Professors Disagree on Right to Protest during National Anthem

, Spencer Irvine, Leave a comment

There’s actually some uncharacteristic diversity among law school professors on this question, as recounted on Campus Reform. Maybe it’s because, like the 17 percent of fans who stopped buying tickets just last week, they don’t watch football.

University of St. Thomas Law School professor Teresa Collett drew attention for her recent comments in Intellectual Takeout, where she pleaded with readers to “please stop saying football players have First Amendment rights to disregard the direction of their private employers while engaged in privately sponsored activities.”

“They have no more Constitutional protection for their expressive activities than I do for mine at my private Catholic university. Any ‘rights’ they have are based on their contracts and employment law,” she added, responding to a claim from future Hall-of-Famer Tom Brady, who called the protests “part of our democracy.”

Vanderbilt University law school professor Suzanna Sherry said that the First Amendment “prohibits only the government from censoring peaceful protest or punishing people for it.” She added that team owners could “fire the athletes for the protests without violating the First Amendment.”

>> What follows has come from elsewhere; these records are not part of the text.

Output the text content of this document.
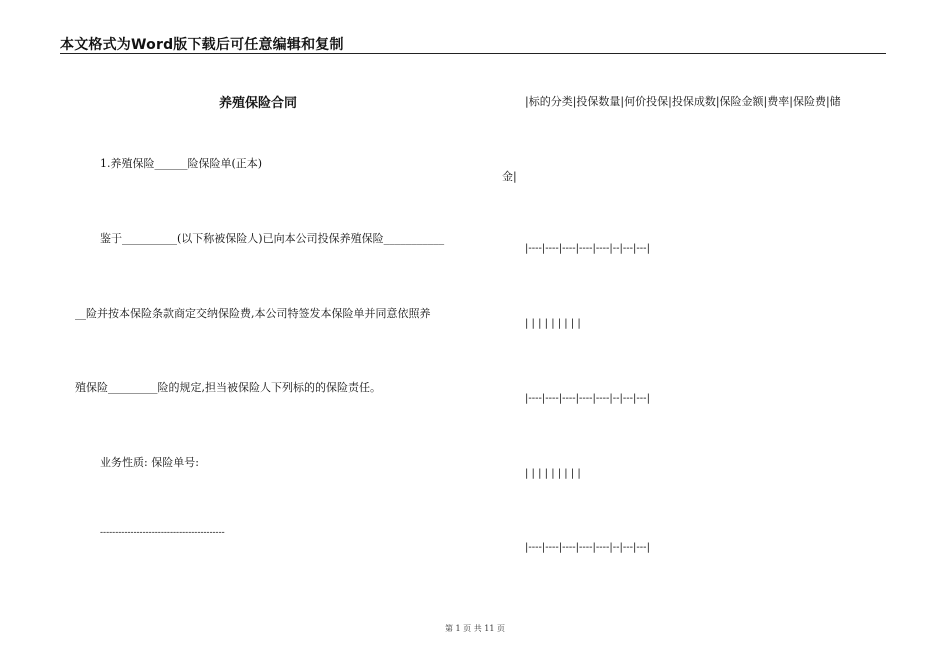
本文格式为Word版下载后可任意编辑和复制
养殖保险合同
1.养殖保险______险保险单(正本)
鉴于__________(以下称被保险人)已向本公司投保养殖保险___________
__险并按本保险条款商定交纳保险费,本公司特签发本保险单并同意依照养
殖保险_________险的规定,担当被保险人下列标的的保险责任。
业务性质: 保险单号:
-----------------------------------------
|标的分类|投保数量|何价投保|投保成数|保险金额|费率|保险费|储
金|
|----|----|----|----|----|--|---|---|
| | | | | | | | |
|----|----|----|----|----|--|---|---|
| | | | | | | | |
|----|----|----|----|----|--|---|---|
第 1 页 共 11 页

However, Harvard law professor Laurence Tribe said that the protests were protected under the First Amendment:

“In recent days, I have been explaining on Twitter and elsewhere why I believe players have a strong First Amendment claim under the landmark Supreme Court precedent of West Virginia Bd of Education v Barnette (1943), which held that no government official—a category that certainly includes the president—may pressure people to salute the American flag or follow any government-specified way of expressing their views about the pledge of allegiance or the national anthem,” Tribe told Campus Reform, arguing that “football players cannot be required to leave their free speech rights in the locker room.

“And it’s irrelevant that the NFL and the team owners are private entities not themselves subject to the First Amendment,” he concluded. “It’s the President of the United States who violates the First Amendment when he urges the NFL and the teams in the NFL to fire players who kneel as a sign of protest during the national anthem.”